My days are empty,
günlerim boştur
My nights are filled with darkness,
Gecelerim karanlık doldu
I became depressed..Nothing has any meaning anymore .
umutsuz oldum ,artık hiç birşey anlamı
Im breathing but I am not living.
Nefes almışım ama yaşamıyorum
So many thoughts in my mind.
aklımda çok fikileri vardır
I do not want to be without you. I do not know how to be without you.
sensiz olmak istemiyorum, seniz olmak istemiyorum
The way you left was the worst thing you did.

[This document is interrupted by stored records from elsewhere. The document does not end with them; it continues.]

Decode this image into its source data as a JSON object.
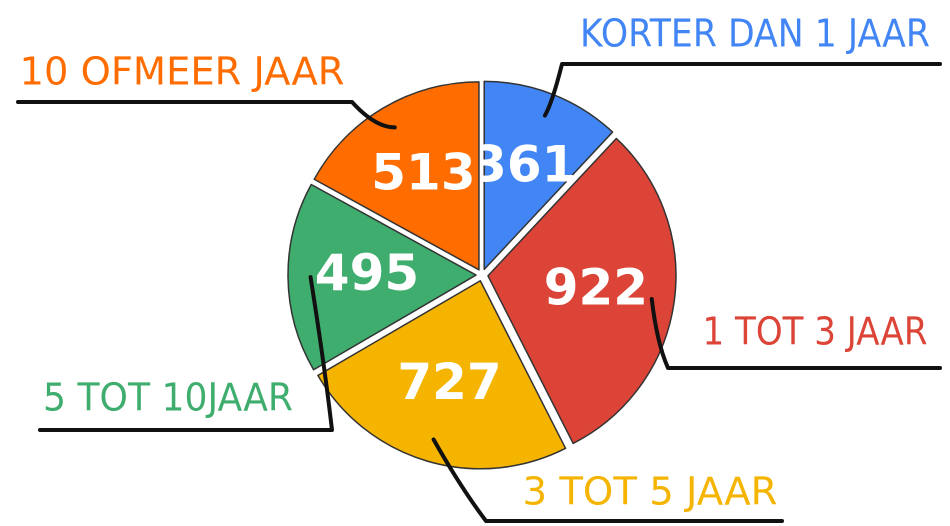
{
  "chart_data": {
    "type": "pie",
    "categories": [
      "KORTER DAN 1 JAAR",
      "1 TOT 3 JAAR",
      "3 TOT 5 JAAR",
      "5 TOT 10JAAR",
      "10 OFMEER JAAR"
    ],
    "values": [
      361,
      922,
      727,
      495,
      513
    ],
    "colors": [
      "#4285f4",
      "#db4437",
      "#f4b400",
      "#3fad6e",
      "#ff6d01"
    ]
  }
}
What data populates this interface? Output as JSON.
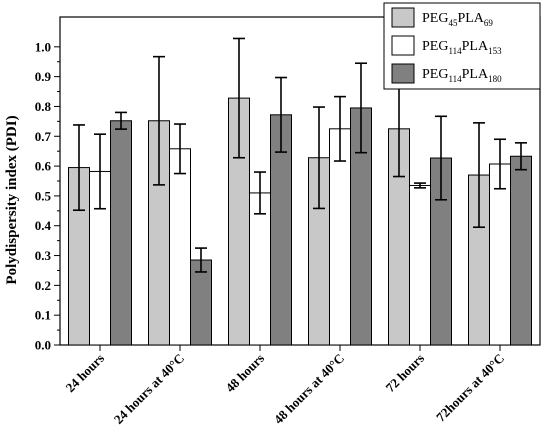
{
  "chart_data": {
    "type": "bar",
    "ylabel": "Polydispersity index (PDI)",
    "ylim": [
      0.0,
      1.1
    ],
    "yticks": [
      "0.0",
      "0.1",
      "0.2",
      "0.3",
      "0.4",
      "0.5",
      "0.6",
      "0.7",
      "0.8",
      "0.9",
      "1.0"
    ],
    "categories": [
      "24 hours",
      "24 hours at 40°C",
      "48 hours",
      "48 hours at 40°C",
      "72 hours",
      "72hours at 40°C"
    ],
    "grid": false,
    "legend_position": "top-right",
    "series": [
      {
        "name": "PEG45PLA69",
        "legend_parts": [
          [
            "PEG",
            ""
          ],
          [
            "45",
            "sub"
          ],
          [
            "PLA",
            ""
          ],
          [
            "69",
            "sub"
          ]
        ],
        "color": "#c8c8c8",
        "values": [
          0.595,
          0.752,
          0.828,
          0.628,
          0.725,
          0.57
        ],
        "errors": [
          0.143,
          0.215,
          0.2,
          0.17,
          0.16,
          0.175
        ]
      },
      {
        "name": "PEG114PLA153",
        "legend_parts": [
          [
            "PEG",
            ""
          ],
          [
            "114",
            "sub"
          ],
          [
            "PLA",
            ""
          ],
          [
            "153",
            "sub"
          ]
        ],
        "color": "#ffffff",
        "values": [
          0.582,
          0.658,
          0.51,
          0.725,
          0.535,
          0.607
        ],
        "errors": [
          0.125,
          0.083,
          0.07,
          0.108,
          0.008,
          0.083
        ]
      },
      {
        "name": "PEG114PLA180",
        "legend_parts": [
          [
            "PEG",
            ""
          ],
          [
            "114",
            "sub"
          ],
          [
            "PLA",
            ""
          ],
          [
            "180",
            "sub"
          ]
        ],
        "color": "#808080",
        "values": [
          0.752,
          0.285,
          0.772,
          0.795,
          0.627,
          0.633
        ],
        "errors": [
          0.028,
          0.04,
          0.125,
          0.15,
          0.14,
          0.045
        ]
      }
    ]
  }
}
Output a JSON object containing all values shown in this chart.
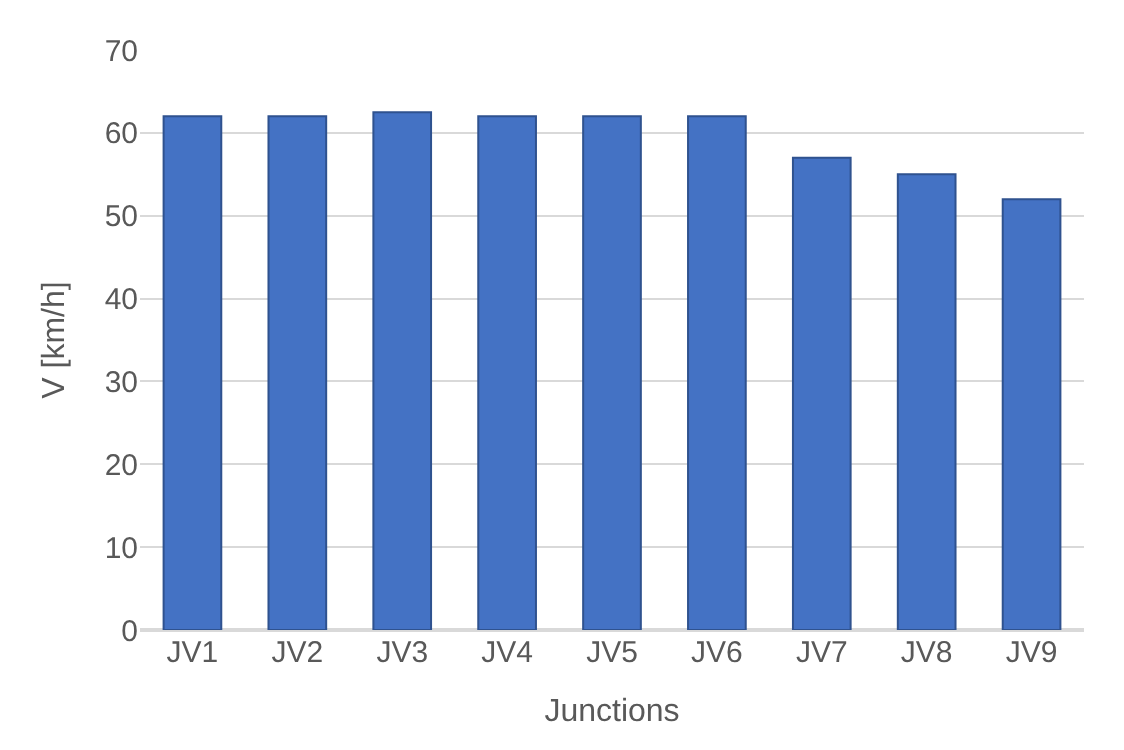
{
  "chart_data": {
    "type": "bar",
    "xlabel": "Junctions",
    "ylabel": "V [km/h]",
    "categories": [
      "JV1",
      "JV2",
      "JV3",
      "JV4",
      "JV5",
      "JV6",
      "JV7",
      "JV8",
      "JV9"
    ],
    "values": [
      62,
      62,
      62.5,
      62,
      62,
      62,
      57,
      55,
      52
    ],
    "color": "#4472c4",
    "ylim": [
      0,
      70
    ],
    "yticks": [
      0,
      10,
      20,
      30,
      40,
      50,
      60,
      70
    ],
    "grid": "y"
  }
}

En kötü şey yaptığın bu yol ki bıraktığın
No goodbye...You did not even call me.
Hoşçakal yok,,,bile ki Bana demin seslenmedin
I am left with one Email from you.
İçin senden bir E-posta bıraktım
I read it again and again and it still does not make any sense
yinden ,yinden okuyordum ama anlamı yok
. There is no explanation or reason as to why you left
Hiç bir sebep ve anlatmak neyi sen ayrıldın
. This is cowardly.
Your final words offered me no comfort.
senin son sözlerin beni rahatsız olduğunu
They just made me worry about you.
Knowing that you are sad but not knowing where you are is terrible.
I just needed one person to believe in, I thought it was you.
Ben sadece biri inanmak istedim, bu seni sadnım
Do the past four years , count for nothing?
Do the times we shared mean nothing?
Why waste so many years if it was going to end like this?
You make me suffer and still you do not end my misery.
Do you think I will be okay without you?
Do you think life will continue as normal?
Maybe for you ,but not for me...
When I told you, you are my reason for living I meant it.
Living like this is torture.
You said you found a new job. Do you think this would have changed anything?
Or was I just an opportunity and when a better opportunity came along I was no longer needed.
Forgive me for feeling like this but I am sad I do not know what to think or feel anymore.